The pigmented areas discrete from the malignant melanoma in our case were associated with pigmented cells in the seromucinous glands. Most prior studies have not described pigmented cells in the seromucous glands as seen in our case [15-21]. The luminal lining cells contained not only melanin pigment (positive Fontana-Masson reaction) but also were immunoreactive for HMB-45, S-100 protein and melan A suggesting the production of melanin in these cells. Earlier reports of melanotic oncocytic metaplasia demonstrated melanin pigment in the seromucinous glands but the cells were HMB-45 negative [1]. This finding suggested that the melanin pigment may only have been phagocytized by the oncocytic epithelium rather than produced in these cells. The precise site of origin for the melanoma in our patient is unclear because of the destructive nature of the neoplasm. However, the melanoma may have arisen within the mucosa or the seromucinous glands. Our case differs in several ways from prior reports of melanocytic oncocytic metaplasia. While two prior reports and our case had melan pigment within glandular epithelum, our case was positive for HMB-45 and melan A while the others were not. Additionally, the prior reports of melanotic oncocytic metaplasia occurred in Asian men [1,2] our patient was a Caucasian man. Finally, the seromucinous glands in our case did not show oncocytic change.

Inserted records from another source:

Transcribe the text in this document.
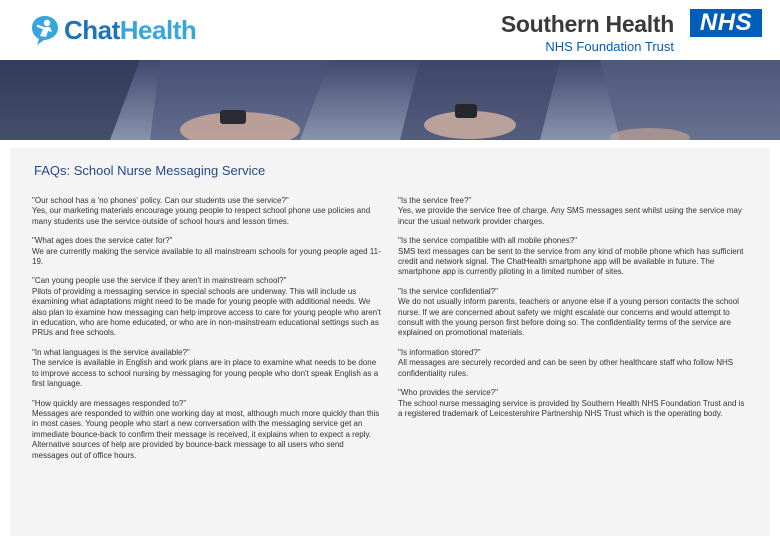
Chat Health	Southern Health
NHS Foundation Trust
NHS
FAQs: School Nurse Messaging Service
"Our school has a 'no phones' policy. Can our students use the service?"
Yes, our marketing materials encourage young people to respect school phone use policies and many students use the service outside of school hours and lesson times.
"What ages does the service cater for?"
We are currently making the service available to all mainstream schools for young people aged 11-19.
"Can young people use the service if they aren't in mainstream school?"
Pilots of providing a messaging service in special schools are underway. This will include us examining what adaptations might need to be made for young people with additional needs. We also plan to examine how messaging can help improve access to care for young people who aren't in education, who are home educated, or who are in non-mainstream educational settings such as PRUs and free schools.
"In what languages is the service available?"
The service is available in English and work plans are in place to examine what needs to be done to improve access to school nursing by messaging for young people who don't speak English as a first language.
"How quickly are messages responded to?"
Messages are responded to within one working day at most, although much more quickly than this in most cases. Young people who start a new conversation with the messaging service get an immediate bounce-back to confirm their message is received, it explains when to expect a reply. Alternative sources of help are provided by bounce-back message to all users who send messages out of office hours.
"Is the service free?"
Yes, we provide the service free of charge. Any SMS messages sent whilst using the service may incur the usual network provider charges.
"Is the service compatible with all mobile phones?"
SMS text messages can be sent to the service from any kind of mobile phone which has sufficient credit and network signal. The ChatHealth smartphone app will be available in future. The smartphone app is currently piloting in a limited number of sites.
"Is the service confidential?"
We do not usually inform parents, teachers or anyone else if a young person contacts the school nurse. If we are concerned about safety we might escalate our concerns and would attempt to consult with the young person first before doing so. The confidentiality terms of the service are explained on promotional materials.
"Is information stored?"
All messages are securely recorded and can be seen by other healthcare staff who follow NHS confidentiality rules.
"Who provides the service?"
The school nurse messaging service is provided by Southern Health NHS Foundation Trust and is a registered trademark of Leicestershire Partnership NHS Trust which is the operating body.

Our case confirms previous reports in that malignant melanoma may arise primarily within the nasal mucosa and that some of these melanomas may be associated with mucosal or sinonasal gland pigmentary disorders. Our case supports the suggestion by McClennan and Shivas that mucous or sinonasal glands can take part in a widespread activation of junctional melanocytes associated with melanoma [14]. As in prior cases, nasal melanoma may present as epistaxis or nasal obstruction. The malignancy risk for nasal pigmentation remains unknown and will require further studies to establish risk statistics.